You absolutely need to prevent megatopics from forming. Any topic approaching 10k replies is an accident waiting to happen. The more you have of these, the worse it will get, and the more replies, the worse the overall effect.

1 Like

We indeed learned from this and will close topics when they grow to 5000 posts.
Question is: what can I do with the one archived 17.0000-post topic?

Can I break it into smaller pieces? Does it help when I delete the associated entries from then post_timings table?

Or should I just throw away that topic altogether?

Edit: I think the size of the post_timings table now also starts to affect the BadgeGrant query which seems to be not too happy.

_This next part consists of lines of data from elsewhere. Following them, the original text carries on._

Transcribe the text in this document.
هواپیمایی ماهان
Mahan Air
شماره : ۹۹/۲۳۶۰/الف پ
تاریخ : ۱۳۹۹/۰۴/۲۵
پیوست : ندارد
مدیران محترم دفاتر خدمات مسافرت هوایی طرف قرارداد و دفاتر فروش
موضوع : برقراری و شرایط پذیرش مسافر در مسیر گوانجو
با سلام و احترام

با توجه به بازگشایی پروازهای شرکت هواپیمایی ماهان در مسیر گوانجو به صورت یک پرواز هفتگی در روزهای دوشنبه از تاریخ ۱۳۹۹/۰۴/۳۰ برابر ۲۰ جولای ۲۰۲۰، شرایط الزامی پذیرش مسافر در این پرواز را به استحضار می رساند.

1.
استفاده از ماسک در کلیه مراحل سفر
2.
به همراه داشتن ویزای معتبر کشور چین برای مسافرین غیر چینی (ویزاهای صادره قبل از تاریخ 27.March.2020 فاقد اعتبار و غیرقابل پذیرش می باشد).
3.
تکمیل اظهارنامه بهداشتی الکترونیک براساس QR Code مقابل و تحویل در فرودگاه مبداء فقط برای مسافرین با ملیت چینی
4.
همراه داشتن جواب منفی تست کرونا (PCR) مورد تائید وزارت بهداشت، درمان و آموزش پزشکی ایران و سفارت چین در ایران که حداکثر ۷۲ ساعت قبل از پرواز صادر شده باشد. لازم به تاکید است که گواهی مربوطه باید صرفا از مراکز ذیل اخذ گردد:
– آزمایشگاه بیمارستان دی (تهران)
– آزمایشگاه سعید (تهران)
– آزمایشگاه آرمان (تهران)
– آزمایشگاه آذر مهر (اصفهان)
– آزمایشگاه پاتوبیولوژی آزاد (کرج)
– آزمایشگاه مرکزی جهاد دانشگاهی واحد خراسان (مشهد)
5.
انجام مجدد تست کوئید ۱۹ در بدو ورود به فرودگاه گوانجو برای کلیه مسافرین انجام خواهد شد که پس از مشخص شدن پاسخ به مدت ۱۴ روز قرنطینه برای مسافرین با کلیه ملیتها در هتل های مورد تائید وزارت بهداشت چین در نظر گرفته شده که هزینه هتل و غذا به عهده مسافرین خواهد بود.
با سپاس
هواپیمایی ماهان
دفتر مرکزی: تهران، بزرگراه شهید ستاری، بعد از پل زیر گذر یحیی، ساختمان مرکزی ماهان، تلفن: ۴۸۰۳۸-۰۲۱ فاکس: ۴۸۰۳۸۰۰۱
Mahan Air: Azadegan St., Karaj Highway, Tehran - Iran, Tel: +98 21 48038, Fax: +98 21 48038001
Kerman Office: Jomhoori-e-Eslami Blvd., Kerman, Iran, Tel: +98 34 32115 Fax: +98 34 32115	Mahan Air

Update: I’ve taken the plunge and moved a lot of entries into new topics. The biggest topic is now on longer 17K posts, but 7K.

Still, no dice.

The CalculateAvgTime and BadgeGrant now both seem to keep on running forever.

a select count(*) from post_timings; tells me that post_timings is now 29 million records large, and I think that has to do with at least some of the problems.

From the BadgeGrant query I ran the innermost bit by hand:

SELECT pt.user_id                                                         
     FROM post_timings pt                                                      
     JOIN badge_posts b ON b.post_number = pt.post_number AND                  
                           b.topic_id = pt.topic_id                            
     JOIN topics t ON = pt.topic_id                                       
     LEFT JOIN user_badges ub ON ub.badge_id = 17 AND ub.user_id = pt.user_id  
     WHERE IS NULL AND t.posts_count > 100                               
     GROUP BY pt.user_id, pt.topic_id, t.posts_count                           
     HAVING count(*) >= t.posts_count

and indeed I get the same results - taking forever. And with forever I mean I let it run for at least 20 minutes before I interrupted this query.

My biggest concern is that this will only worsen due to the fact that this is a rather active forum and we’ve only been underway for 2.5 months.

Is there any suggestion you have that could alleviate this situation?

It is inherently extremely expensive to figure out if a user read EVERY single post on a topic across all topics across all users.

If you don’t have the hardware to handle that I would recommend just disabling the reader badge.

I am on the fence big time on the value of “calculateavgtime” I am not convinced we even need this long term


Hi Sam,

Thanks for the suggestion - I’ve disabled the reader badge, will do some more testing to see if indeed BadgeGrant now works again for the other badges.

If there’s anything else I can do, or test or so, please let me know :slight_smile: . I don’t just want to take back, if there’s things I can do that may help then I’m more than happy to do so.


Just a quick update: BadgeGrant works again, so THANK YOU!

The Jobs::Weekly still triggers the calculation of avg_time based on stuff from post_timings, so that’s not very happy yet, but at least something’s started working again :wink:

I do wonder what else there is in the Weekly job, because if I kill the query that keeps on running forever, then the rest of that job probably will not be executed either.

1 Like

Denormalizing & pruning the post_timings table also came up during GDPR work, and I wasn’t really able to come up with a coherent plan of action there either. The (user, post, duration) really does get used individually and without a solid time cutoff, so you can’t just truncate the table and expect that you’re only purging old entries.


Is there any other low hanging fruit left out there as far as removing IP address from tables where we were needlessly collecting it?